# Is Pytorch REINFORCE implementation correct?

Hi everyone,

Perhaps I am very much misunderstanding some of the semantics of loss.backward() and optimizer.step(). In the Pytorch example implementation of the REINFORCE algorithm, we have the following excerpt from the finish_episode() function

for log_prob, R in zip(policy.saved_log_probs, returns):
policy_loss.append(-log_prob * R)
policy_loss = torch.cat(policy_loss).sum()
policy_loss.backward()
optimizer.step()


In the REINFORCE algorithm described in the Reinforcement Learning book by Richard S. Sutton and Andrew G. Barto, the reinforce update for the parameter vector, \theta, is done by

\theta_{t+1} = \theta_t + \alpha G_t (\nabla\pi(A_t|S_t,\theta_t) / \pi(A_t|S_t,\theta_t)),


i.e., the parameter vector is updated in every step through gradient ascent.

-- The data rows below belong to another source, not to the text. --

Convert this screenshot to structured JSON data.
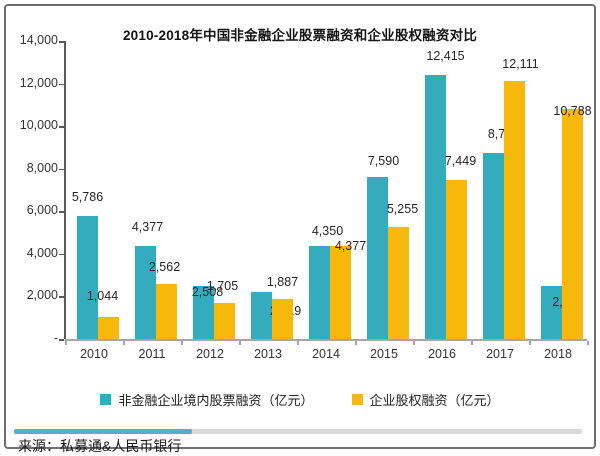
{
  "frame": {
    "source": "来源：私募通&人民币银行"
  },
  "chart_data": {
    "type": "bar",
    "title": "2010-2018年中国非金融企业股票融资和企业股权融资对比",
    "categories": [
      "2010",
      "2011",
      "2012",
      "2013",
      "2014",
      "2015",
      "2016",
      "2017",
      "2018"
    ],
    "series": [
      {
        "name": "非金融企业境内股票融资（亿元）",
        "color": "#35acbe",
        "values": [
          5786,
          4377,
          2508,
          2219,
          4350,
          7590,
          12415,
          8759,
          2511
        ]
      },
      {
        "name": "企业股权融资（亿元）",
        "color": "#f5b80b",
        "values": [
          1044,
          2562,
          1705,
          1887,
          4377,
          5255,
          7449,
          12111,
          10788
        ]
      }
    ],
    "xlabel": "",
    "ylabel": "",
    "unit": "亿元",
    "ylim": [
      0,
      14000
    ],
    "y_ticks": [
      {
        "label": "14,000",
        "value": 14000
      },
      {
        "label": "12,000",
        "value": 12000
      },
      {
        "label": "10,000",
        "value": 10000
      },
      {
        "label": "8,000",
        "value": 8000
      },
      {
        "label": "6,000",
        "value": 6000
      },
      {
        "label": "4,000",
        "value": 4000
      },
      {
        "label": "2,000",
        "value": 2000
      },
      {
        "label": "-",
        "value": 0
      }
    ],
    "grid": false,
    "legend_position": "bottom",
    "data_labels": true
  }
}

Maybe I am wrong, but policy_loss.backward() appears to compute the gradient of all the arguments in the loss with respect to a single parameter vector \theta, and then optimizer.step() essentially adds these gradients assuming that \theta_t is the same for all t values, which does not seem to be equivalent to the theoretical implementation.

Is there something that I am missing or not seeing clearly here?